The simple interest formula is **I = PRT:**

- I is the amount of interest expressed as a dollar value
- P is the principal
- R is the annual rate of interest
- T is the loan term expressed in years or a fraction of a year

For example, if you borrow $5,000 at a 5 percent annual interest rate for one year, you’ll pay **$5,250** -- **$5,000 x 0.05 x 1** -- on the maturity date.

In the same way, if you borrow $3,000 at a 5 percent annual interest rate for six months, you’ll pay **$3,075** -- **$3,000 x 0.05 x 6/12** -- on the maturity date.

**The formula is P/loan term in months.**

The monthly payment on a 12-month, $5,000 loan will be **$5,000/12 or $416.67** each month.

The monthly payment on a six-month, $3,000 loan will be **$3,000/6 or $500** each month.

The monthly interest on a $5,000 loan at a 5 percent annual interest rate for one year will be **$5,000 x 0.05 x 1/12 or $20.83**.

The monthly interest on a $3,000 loan at a 5 percent annual interest rate for six months will be **$3,000 x 0.05 x 1/12 or $12.50**.

Add the monthly principal and interest payment to get the monthly loan payment:

- The monthly loan payment on a $5,000 at a 5 percent annual interest rate for one year will be
**$416.67 + 20.83 or $437.50**. - The monthly loan payment on a $3,000 at a 5 percent annual interest rate for six months will be
**$500 + $12.50 or $512.50**.

## Calculate a Short-term Loan Payment

You’ll need to convert days into a portion of a year to calculate the payment on a short-term loan with a maturity date measured in days rather than months. These loans are usually paid in a lump sum on the maturity date.
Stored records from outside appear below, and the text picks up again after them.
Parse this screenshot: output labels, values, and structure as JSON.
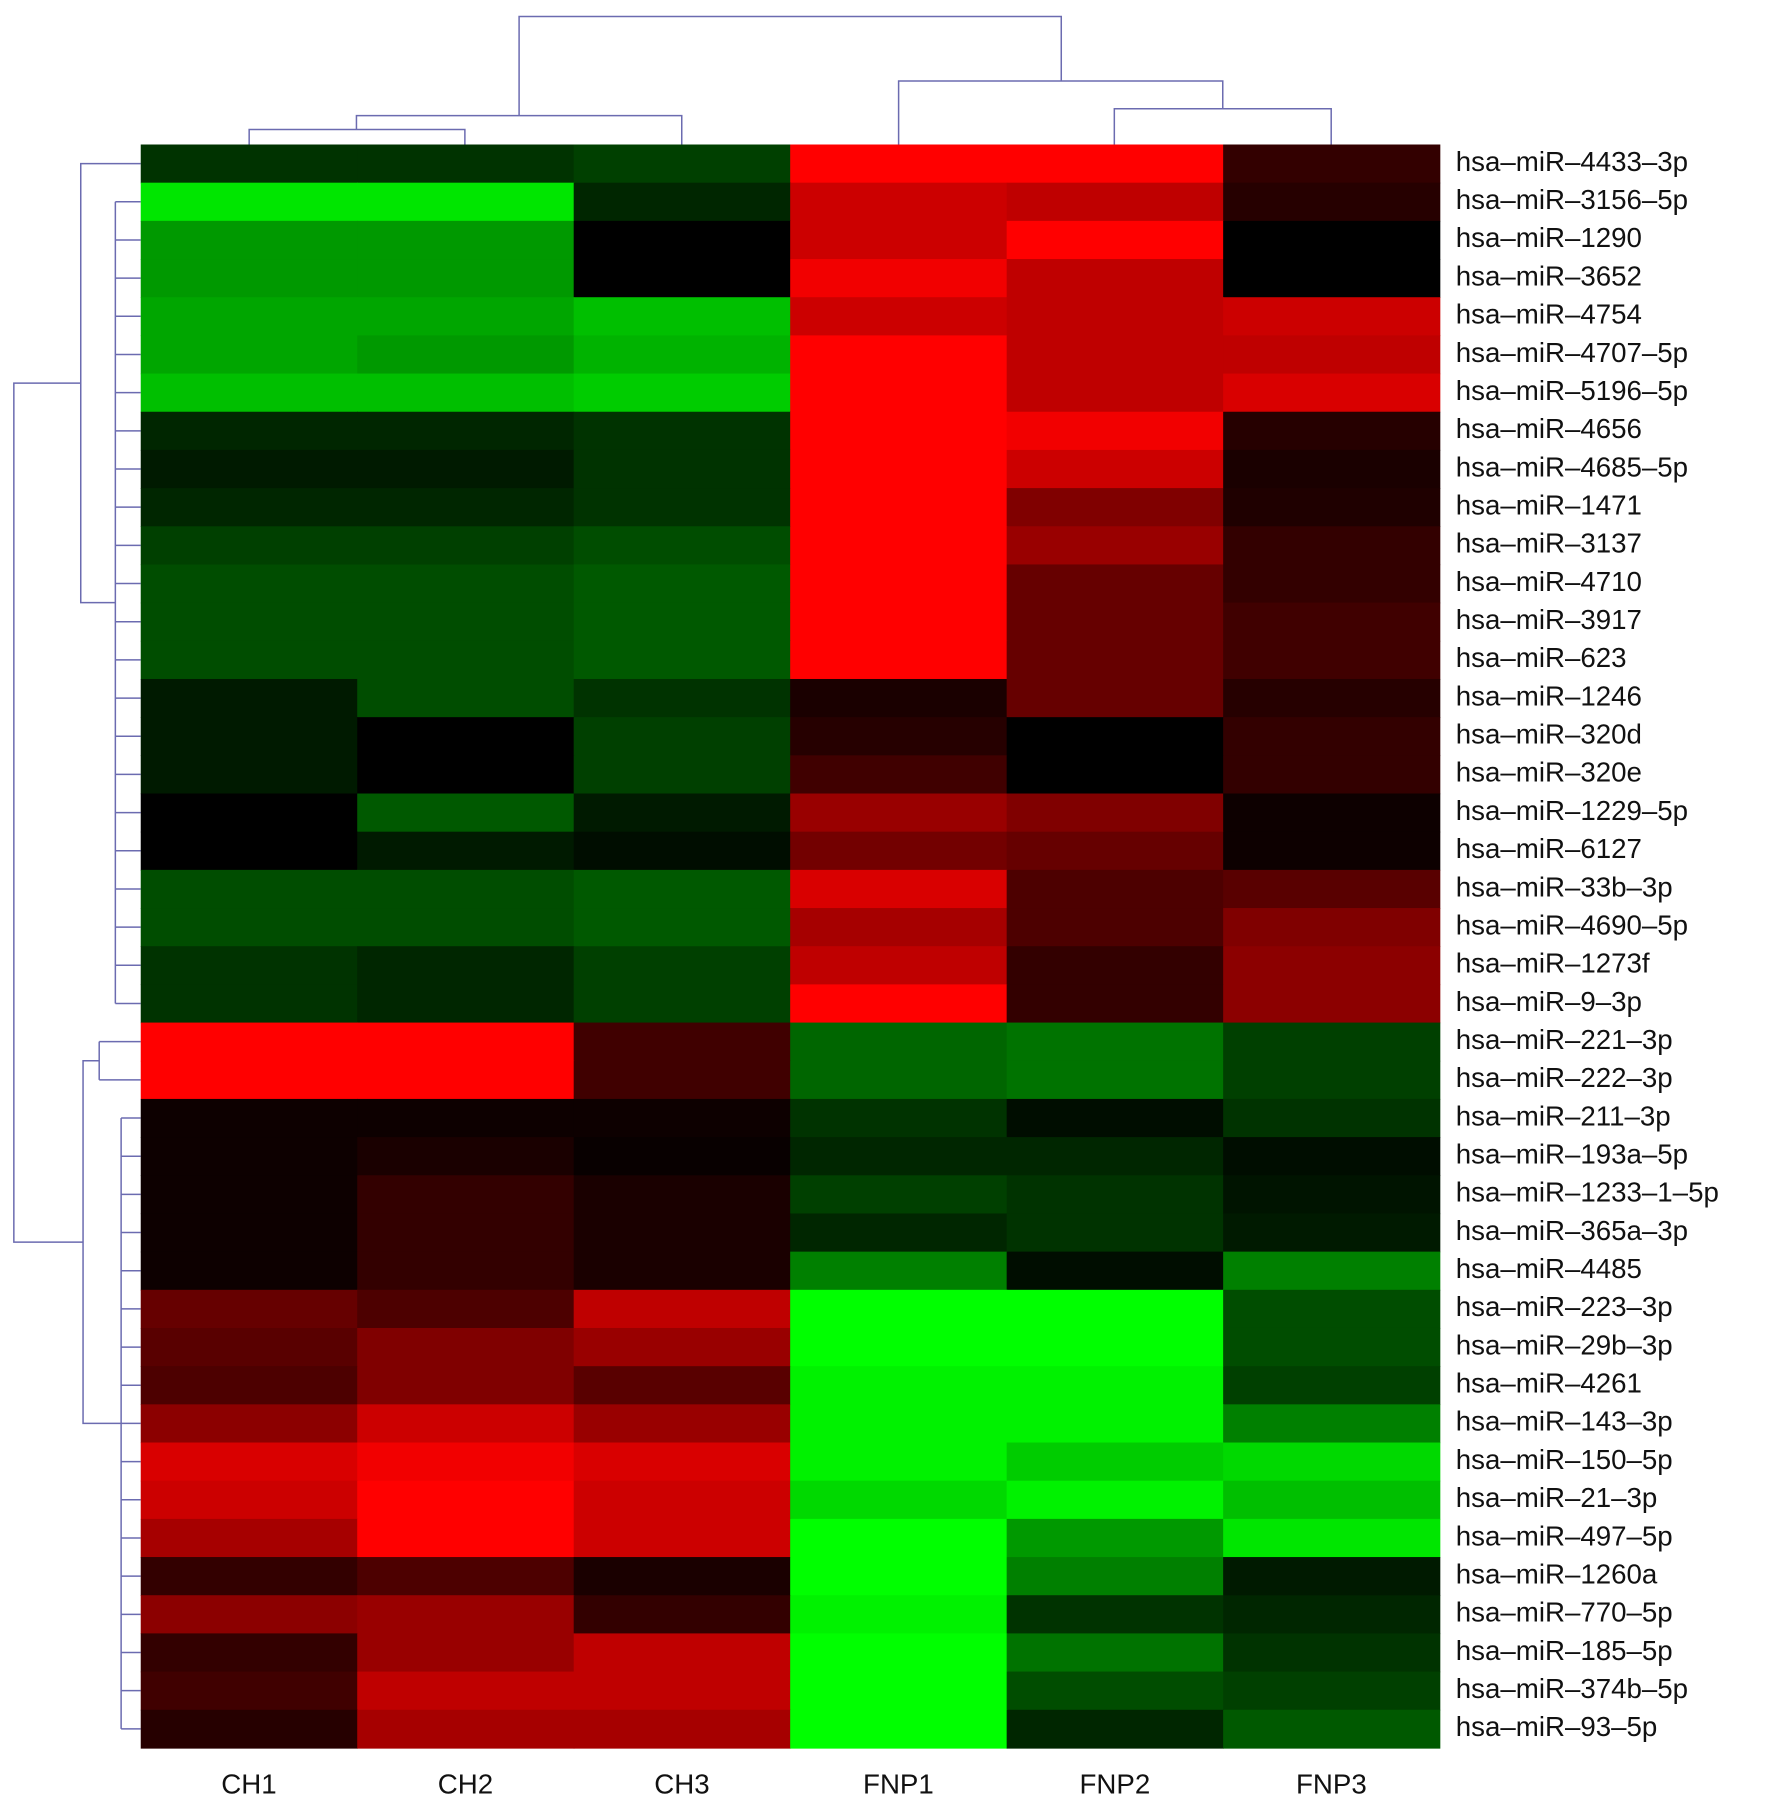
{
  "chart_data": {
    "type": "heatmap",
    "columns": [
      "CH1",
      "CH2",
      "CH3",
      "FNP1",
      "FNP2",
      "FNP3"
    ],
    "rows": [
      "hsa–miR–4433–3p",
      "hsa–miR–3156–5p",
      "hsa–miR–1290",
      "hsa–miR–3652",
      "hsa–miR–4754",
      "hsa–miR–4707–5p",
      "hsa–miR–5196–5p",
      "hsa–miR–4656",
      "hsa–miR–4685–5p",
      "hsa–miR–1471",
      "hsa–miR–3137",
      "hsa–miR–4710",
      "hsa–miR–3917",
      "hsa–miR–623",
      "hsa–miR–1246",
      "hsa–miR–320d",
      "hsa–miR–320e",
      "hsa–miR–1229–5p",
      "hsa–miR–6127",
      "hsa–miR–33b–3p",
      "hsa–miR–4690–5p",
      "hsa–miR–1273f",
      "hsa–miR–9–3p",
      "hsa–miR–221–3p",
      "hsa–miR–222–3p",
      "hsa–miR–211–3p",
      "hsa–miR–193a–5p",
      "hsa–miR–1233–1–5p",
      "hsa–miR–365a–3p",
      "hsa–miR–4485",
      "hsa–miR–223–3p",
      "hsa–miR–29b–3p",
      "hsa–miR–4261",
      "hsa–miR–143–3p",
      "hsa–miR–150–5p",
      "hsa–miR–21–3p",
      "hsa–miR–497–5p",
      "hsa–miR–1260a",
      "hsa–miR–770–5p",
      "hsa–miR–185–5p",
      "hsa–miR–374b–5p",
      "hsa–miR–93–5p"
    ],
    "values": [
      [
        -0.2,
        -0.2,
        -0.25,
        1,
        1,
        0.2
      ],
      [
        -0.9,
        -0.9,
        -0.15,
        0.8,
        0.75,
        0.15
      ],
      [
        -0.6,
        -0.6,
        0,
        0.8,
        1,
        0
      ],
      [
        -0.6,
        -0.6,
        0,
        0.95,
        0.75,
        0
      ],
      [
        -0.65,
        -0.65,
        -0.75,
        0.8,
        0.75,
        0.8
      ],
      [
        -0.65,
        -0.6,
        -0.7,
        1,
        0.75,
        0.75
      ],
      [
        -0.75,
        -0.75,
        -0.8,
        1,
        0.75,
        0.85
      ],
      [
        -0.15,
        -0.15,
        -0.2,
        1,
        0.95,
        0.15
      ],
      [
        -0.1,
        -0.1,
        -0.2,
        1,
        0.8,
        0.1
      ],
      [
        -0.15,
        -0.15,
        -0.2,
        1,
        0.5,
        0.12
      ],
      [
        -0.25,
        -0.25,
        -0.3,
        1,
        0.6,
        0.2
      ],
      [
        -0.3,
        -0.3,
        -0.35,
        1,
        0.4,
        0.2
      ],
      [
        -0.3,
        -0.3,
        -0.35,
        1,
        0.4,
        0.25
      ],
      [
        -0.3,
        -0.3,
        -0.35,
        1,
        0.4,
        0.25
      ],
      [
        -0.1,
        -0.3,
        -0.2,
        0.1,
        0.4,
        0.15
      ],
      [
        -0.1,
        0,
        -0.25,
        0.15,
        0,
        0.2
      ],
      [
        -0.1,
        0,
        -0.25,
        0.25,
        0,
        0.2
      ],
      [
        0,
        -0.35,
        -0.1,
        0.6,
        0.5,
        0.05
      ],
      [
        0,
        -0.1,
        -0.05,
        0.45,
        0.4,
        0.05
      ],
      [
        -0.3,
        -0.3,
        -0.35,
        0.85,
        0.3,
        0.35
      ],
      [
        -0.3,
        -0.3,
        -0.35,
        0.65,
        0.3,
        0.5
      ],
      [
        -0.2,
        -0.15,
        -0.25,
        0.75,
        0.2,
        0.55
      ],
      [
        -0.2,
        -0.15,
        -0.25,
        1,
        0.2,
        0.55
      ],
      [
        1,
        1,
        0.25,
        -0.4,
        -0.45,
        -0.25
      ],
      [
        1,
        1,
        0.25,
        -0.4,
        -0.45,
        -0.25
      ],
      [
        0.05,
        0.05,
        0.05,
        -0.2,
        -0.05,
        -0.2
      ],
      [
        0.05,
        0.1,
        0.03,
        -0.15,
        -0.15,
        -0.05
      ],
      [
        0.05,
        0.2,
        0.1,
        -0.25,
        -0.2,
        -0.08
      ],
      [
        0.05,
        0.2,
        0.1,
        -0.15,
        -0.2,
        -0.1
      ],
      [
        0.05,
        0.2,
        0.1,
        -0.5,
        -0.05,
        -0.5
      ],
      [
        0.4,
        0.3,
        0.75,
        -1,
        -1,
        -0.3
      ],
      [
        0.35,
        0.5,
        0.6,
        -1,
        -1,
        -0.3
      ],
      [
        0.3,
        0.5,
        0.35,
        -0.95,
        -0.95,
        -0.25
      ],
      [
        0.55,
        0.8,
        0.6,
        -0.95,
        -0.95,
        -0.5
      ],
      [
        0.85,
        0.95,
        0.85,
        -0.95,
        -0.8,
        -0.85
      ],
      [
        0.8,
        1,
        0.8,
        -0.85,
        -0.95,
        -0.75
      ],
      [
        0.65,
        1,
        0.8,
        -1,
        -0.6,
        -0.9
      ],
      [
        0.2,
        0.3,
        0.1,
        -1,
        -0.5,
        -0.1
      ],
      [
        0.55,
        0.6,
        0.2,
        -0.95,
        -0.2,
        -0.15
      ],
      [
        0.2,
        0.6,
        0.75,
        -1,
        -0.45,
        -0.2
      ],
      [
        0.25,
        0.75,
        0.75,
        -1,
        -0.3,
        -0.25
      ],
      [
        0.15,
        0.65,
        0.65,
        -1,
        -0.15,
        -0.35
      ]
    ],
    "zlim": [
      -1,
      1
    ],
    "colors": {
      "low": "#00ff00",
      "mid": "#000000",
      "high": "#ff0000"
    }
  }
}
The formula is the **number of days/365 or 366 days** for a leap year:

- A 90-day loan based on 365 days is
**0.25**of one year - A 180-day loan based on 366 days is
**0.49**of one year

The formula is **P x I x T**:

- The interest on a 90-day $3,000 loan at a 5 percent annual interest rate will be
**$3,000 x 0.05 x 0.25, or****$37.50.** - The interest on a 180-day $3,000 loan based on 366 days at a 5 percent annual interest rate will be
**$3,000 x 0.05 x 0.49, or****$73.50.**

Add the principal and interest to get the amount owed as of the maturity date.

- You’ll owe
**$3,037.50**--**$3,000 + $37.50**-- on a 90-day $3,000 loan at a 5 percent annual interest rate. - You’ll owe
**$3,073.50**--**$3,000 + $73.50**-- on a 180-day $3,000 loan at a 5 percent annual interest rate.